Dartford warbler, Arne RSPB reserve, Dorset

The RSPB and planning

New development can have a damaging effect on birds, other wildlife and the environment.

Damaging developments

New development can have a damaging effect on birds, other wildlife and the environment.

This was the case for a proposed housing and business park development in Berkshire, which threatened an internationally important heathland.

We feared the housing adjacent to the heathland could place intolerable pressures on its special wildlife, including Dartford warblers, nightjars and woodlarks. Disturbance by people walking dogs would have been a particular problem for ground-nesting birds. The application was refused after a public inquiry.

Damaging developments tend to be the result of an ineffective planning system. They also take place when planning policies do not give sufficient weight to the environment or are poorly implemented.

Major development projects that pursue economic growth at all costs can also cause environmental damage. Usually problems arise when public authorities do not integrate environmental concerns into the decision-making process properly.

We're working to create a positive planning system

In the UK, decision-making is complicated by the fact that there are different planning systems in England, Wales, Scotland and Northern Ireland.

We lobby government in Westminster, Cardiff, Edinburgh and Belfast to make sure UK planning systems and policies protect the environment and promote development that is truly sustainable. For recent updates, see the latest news and campaigns page, or for more in-depth coverage, visit our planning reform section.

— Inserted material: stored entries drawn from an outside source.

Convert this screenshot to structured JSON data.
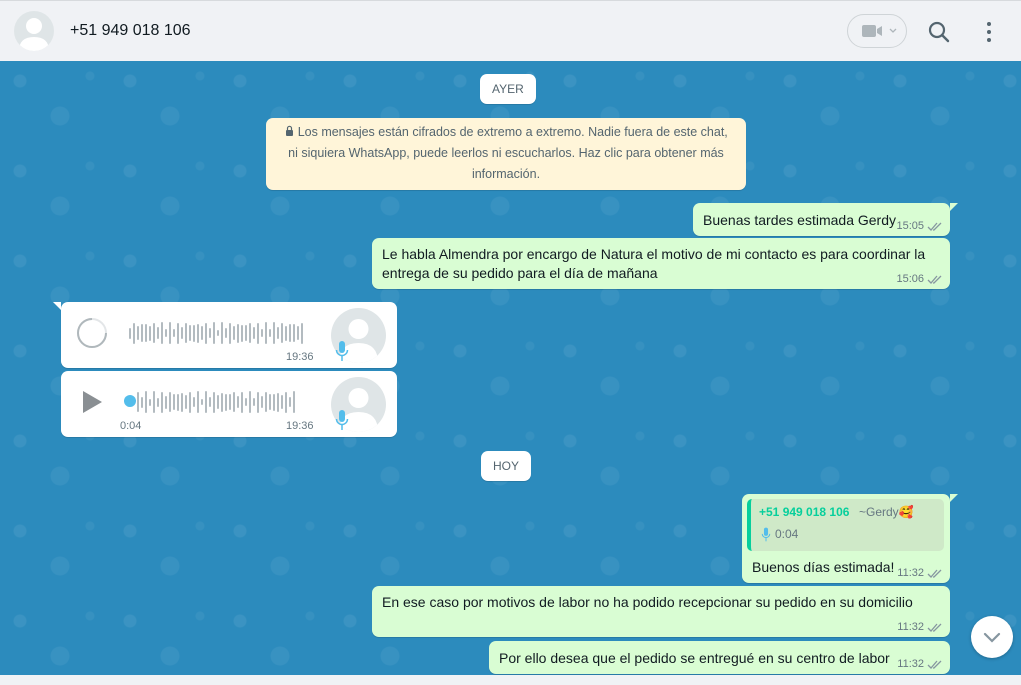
{
  "header": {
    "contact_name": "+51 949 018 106",
    "icons": {
      "avatar": "default-avatar-icon",
      "video": "video-camera-icon",
      "search": "search-icon",
      "menu": "more-vertical-icon"
    }
  },
  "chat": {
    "date_yesterday": "AYER",
    "encryption_notice": "Los mensajes están cifrados de extremo a extremo. Nadie fuera de este chat, ni siquiera WhatsApp, puede leerlos ni escucharlos. Haz clic para obtener más información.",
    "messages": [
      {
        "text": "Buenas tardes estimada Gerdy",
        "time": "15:05"
      },
      {
        "text": "Le habla Almendra por encargo de Natura el motivo de mi contacto es para coordinar la entrega de su pedido para el día de mañana",
        "time": "15:06"
      }
    ],
    "voice_notes": [
      {
        "time": "19:36",
        "state": "loading"
      },
      {
        "time": "19:36",
        "duration": "0:04",
        "state": "ready"
      }
    ],
    "date_today": "HOY",
    "reply_message": {
      "quoted_phone": "+51 949 018 106",
      "quoted_name": "~Gerdy",
      "quoted_emoji": "🥰",
      "quoted_voice_duration": "0:04",
      "text": "Buenos días estimada!",
      "time": "11:32"
    },
    "messages_today": [
      {
        "text": "En ese caso por motivos de labor no ha podido recepcionar su pedido en su domicilio",
        "time": "11:32"
      },
      {
        "text": "Por ello desea que el pedido se entregué en su centro de labor",
        "time": "11:32"
      }
    ]
  },
  "colors": {
    "chat_background": "#2c8bbd",
    "outgoing_bubble": "#d9fdd3",
    "incoming_bubble": "#ffffff",
    "notice_background": "#fff5d9",
    "accent": "#06cf9c",
    "voice_dot": "#53bdeb"
  }
}
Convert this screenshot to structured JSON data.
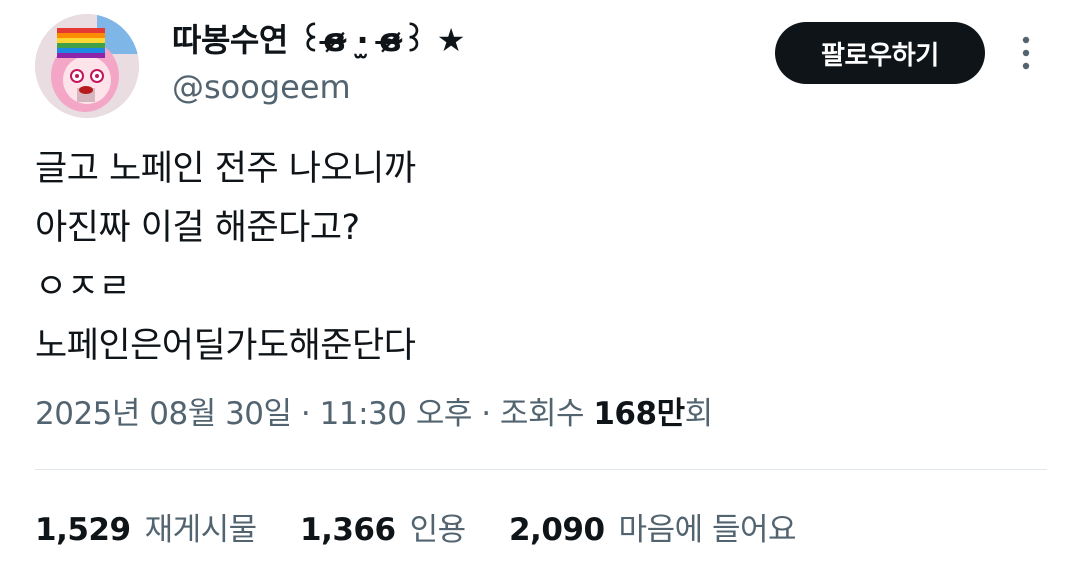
{
  "author": {
    "display_name": "따봉수연 ꒰ɞ̴̶̷ ·̫ ɞ̴̶̷꒱ ★",
    "handle": "@soogeem",
    "avatar_icon": "anime-avatar-icon"
  },
  "actions": {
    "follow_label": "팔로우하기",
    "more_icon": "more-vertical-icon"
  },
  "tweet": {
    "lines": [
      "글고 노페인 전주 나오니까",
      "아진짜 이걸 해준다고?",
      "ㅇㅈㄹ",
      "노페인은어딜가도해준단다"
    ]
  },
  "meta": {
    "date": "2025년 08월 30일",
    "sep1": " · ",
    "time": "11:30 오후",
    "sep2": " · ",
    "views_label": "조회수 ",
    "views_count": "168",
    "views_unit": "만",
    "views_suffix": "회"
  },
  "stats": {
    "reposts_count": "1,529",
    "reposts_label": "재게시물",
    "quotes_count": "1,366",
    "quotes_label": "인용",
    "likes_count": "2,090",
    "likes_label": "마음에 들어요"
  },
  "colors": {
    "text_primary": "#0f1419",
    "text_secondary": "#536471",
    "button_bg": "#0f1419",
    "divider": "#e1e8ed"
  }
}
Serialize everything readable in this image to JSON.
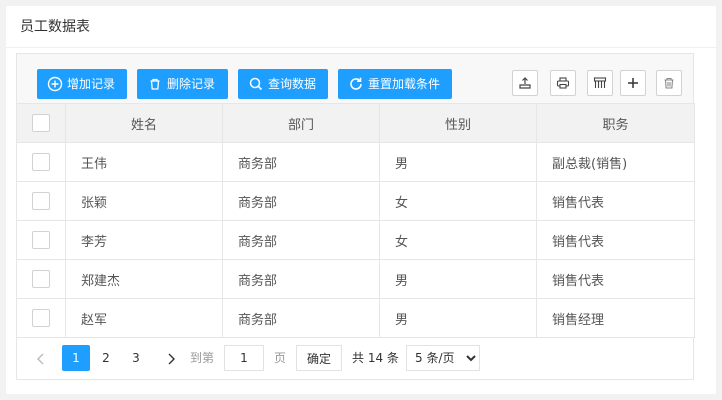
{
  "panel": {
    "title": "员工数据表"
  },
  "toolbar": {
    "add_label": "增加记录",
    "delete_label": "删除记录",
    "query_label": "查询数据",
    "reset_label": "重置加载条件"
  },
  "table": {
    "columns": [
      "姓名",
      "部门",
      "性别",
      "职务"
    ],
    "rows": [
      [
        "王伟",
        "商务部",
        "男",
        "副总裁(销售)"
      ],
      [
        "张颖",
        "商务部",
        "女",
        "销售代表"
      ],
      [
        "李芳",
        "商务部",
        "女",
        "销售代表"
      ],
      [
        "郑建杰",
        "商务部",
        "男",
        "销售代表"
      ],
      [
        "赵军",
        "商务部",
        "男",
        "销售经理"
      ]
    ]
  },
  "pager": {
    "pages": [
      "1",
      "2",
      "3"
    ],
    "goto_label": "到第",
    "page_input_value": "1",
    "page_unit": "页",
    "confirm_label": "确定",
    "total_label": "共 14 条",
    "page_size_selected": "5 条/页",
    "accent_color": "#1e9fff"
  }
}
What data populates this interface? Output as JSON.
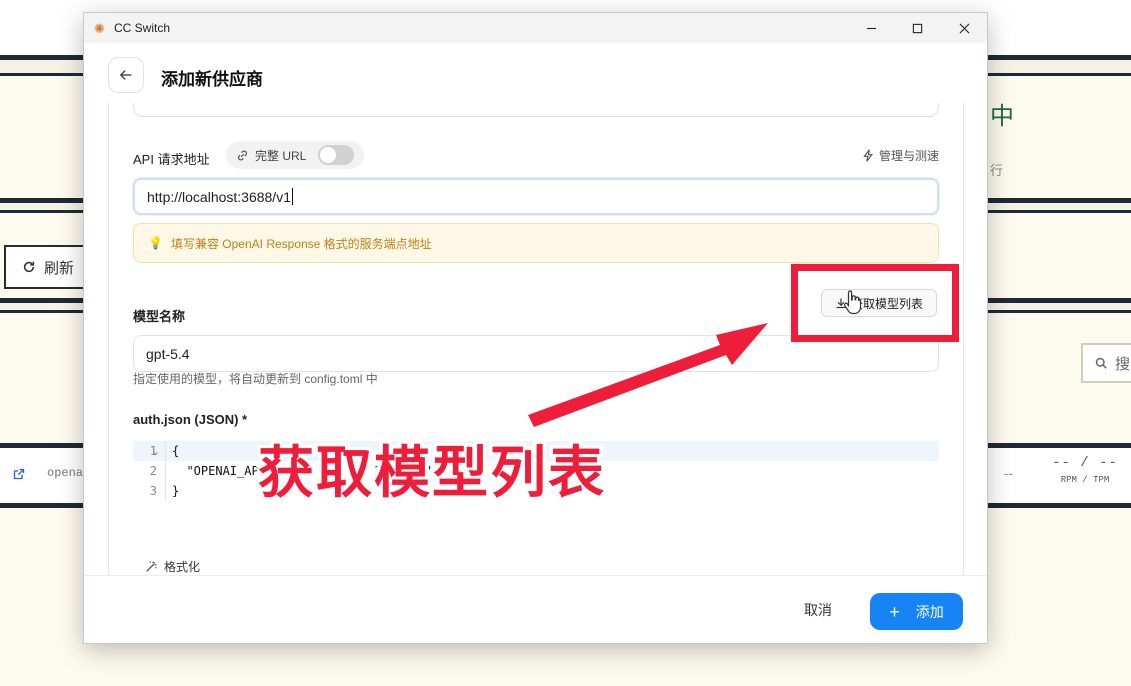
{
  "window": {
    "title": "CC Switch",
    "app_icon": "sun-icon"
  },
  "header": {
    "title": "添加新供应商",
    "back_icon": "arrow-left-icon"
  },
  "api_url": {
    "label": "API 请求地址",
    "full_url_label": "完整 URL",
    "full_url_enabled": false,
    "manage_label": "管理与测速",
    "value": "http://localhost:3688/v1",
    "hint": "填写兼容 OpenAI Response 格式的服务端点地址"
  },
  "model": {
    "label": "模型名称",
    "fetch_button": "获取模型列表",
    "value": "gpt-5.4",
    "helper": "指定使用的模型，将自动更新到 config.toml 中"
  },
  "auth": {
    "label": "auth.json (JSON) *",
    "lines": [
      {
        "num": "1",
        "text": "{"
      },
      {
        "num": "2",
        "text": "  \"OPENAI_AP      K    :    3     6\""
      },
      {
        "num": "3",
        "text": "}"
      }
    ],
    "format_label": "格式化"
  },
  "footer": {
    "cancel": "取消",
    "add": "添加"
  },
  "annotation": {
    "text": "获取模型列表",
    "color": "#ee1d3a"
  },
  "background": {
    "refresh": "刷新",
    "zh_char": "中",
    "xing_char": "行",
    "search_char": "搜",
    "row_name": "opena",
    "dash": "--",
    "rpm_value": "-- / --",
    "rpm_label": "RPM / TPM"
  },
  "colors": {
    "accent": "#1684f5",
    "hint_text": "#c2801b",
    "annotation": "#ee1d3a"
  }
}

We promote good practice amongst local planning authorities, emphasising planning for biodiversity and environmental assessment techniques. At a regional and local level in the UK, we comment on plans and individual projects which may have significant effects on birds and biodiversity.

If necessary, we will fight our case at public inquiries, as in the case of the housing development in Berkshire. It was refused permission in 2009 after a five-week public inquiry. For more details about saving special places, check out our Casework page.

In extreme circumstances, we will take our case to the courts. Our preference, however, is for a positive planning system that results in the right development, in the right place, at the right time.